All Pulfrich-like illusions can be explained without joint encoding of motion and disparity. by Read JCA, Cumming BG , ReadCumming05c.pdf (2.8 MiB) - The final step was to build a neuronal model, and show that it experienced the illusion. We modelled a neuronal population constructed of neurons which either encoded motion, or depth (not both), and showed that a very simple way of "reading out" this activity, so as to convert it to a perception of depth, would be subject to the Pulfrich illusion. We also examined other evidence which had been put forward in support of the joint motion/depth idea, such as the illusion of swirling motion which occurs in dynamic noise with an interocular delay. We found that this, too, could be experienced by a brain which encoded motion and depth entirely separately. So, while there certainly are primate neurons which jointly encode motion and depth (notably in MT), there is no reason to suppose that these play a privileged role in supporting the Pulfrich effect and related illusions.

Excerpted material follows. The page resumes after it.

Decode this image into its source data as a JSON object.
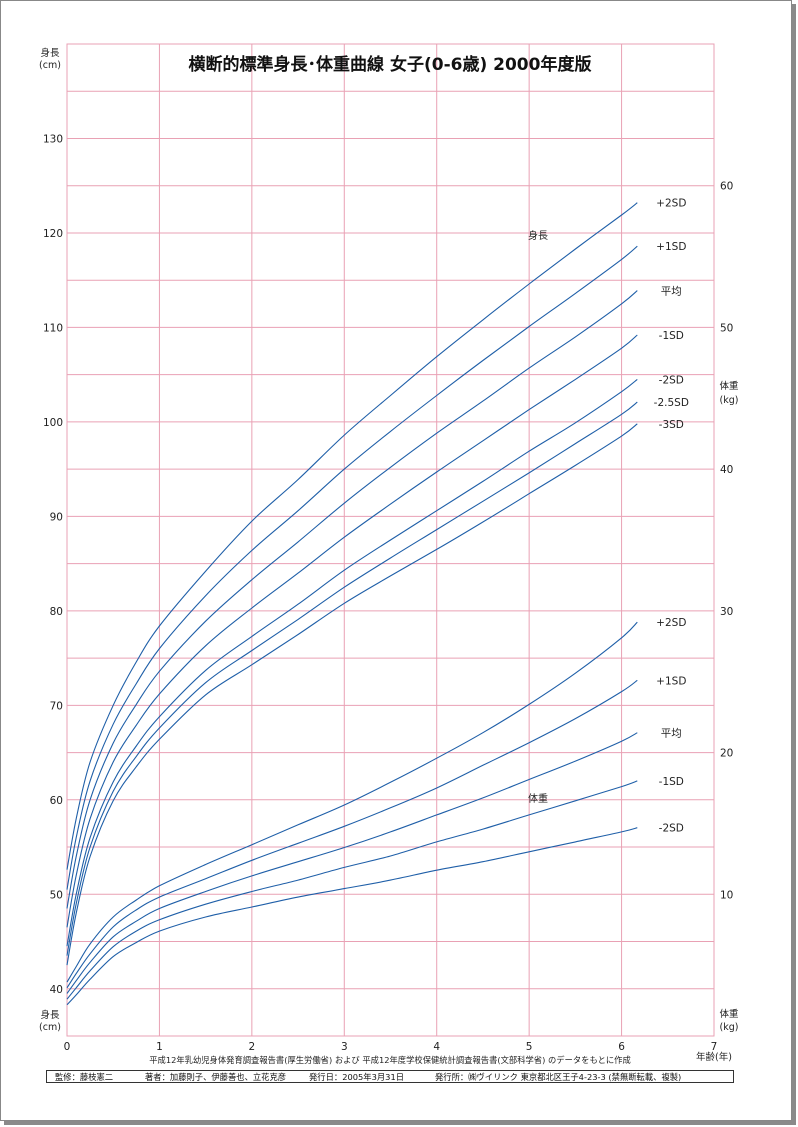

This series of three papers (Read & Cumming 2005abc) has recently attracted some criticism from Ning Qian and Ralph Freeman, in a paper entitled "Pulfrich phenomena are coded effectively by a joint motion-disparity process" (J Vis, 9(5): 1-16). My take on it is that we are all basically in agreement, but the situation is obscured by the lack of a clear agreed definition of "joint" vs "separate" encoding of motion and disparity. For example, we said that to be called a motion detector, a cell not only had to be tuned to speed, it also had to respond differently to opposite directions of motion, whereas Qian & Freeman required only speed tuning. I want to clear up one other point. Qian & Freeman say that our model is "non-causal", apparently because it responds to the disparity between a stimulus in one eye and a stimulus which arrives in the other eye at a later time. At the time that stimulus 1 occurs, stimulus 2 is still in the future. However, at the time the neuron responds to the disparity between the two stimuli, both stimuli have already occurred. Thus, the model is firmly causal. Indeed, our derivation of its properties explicitly sets the temporal kernel to zero for future times.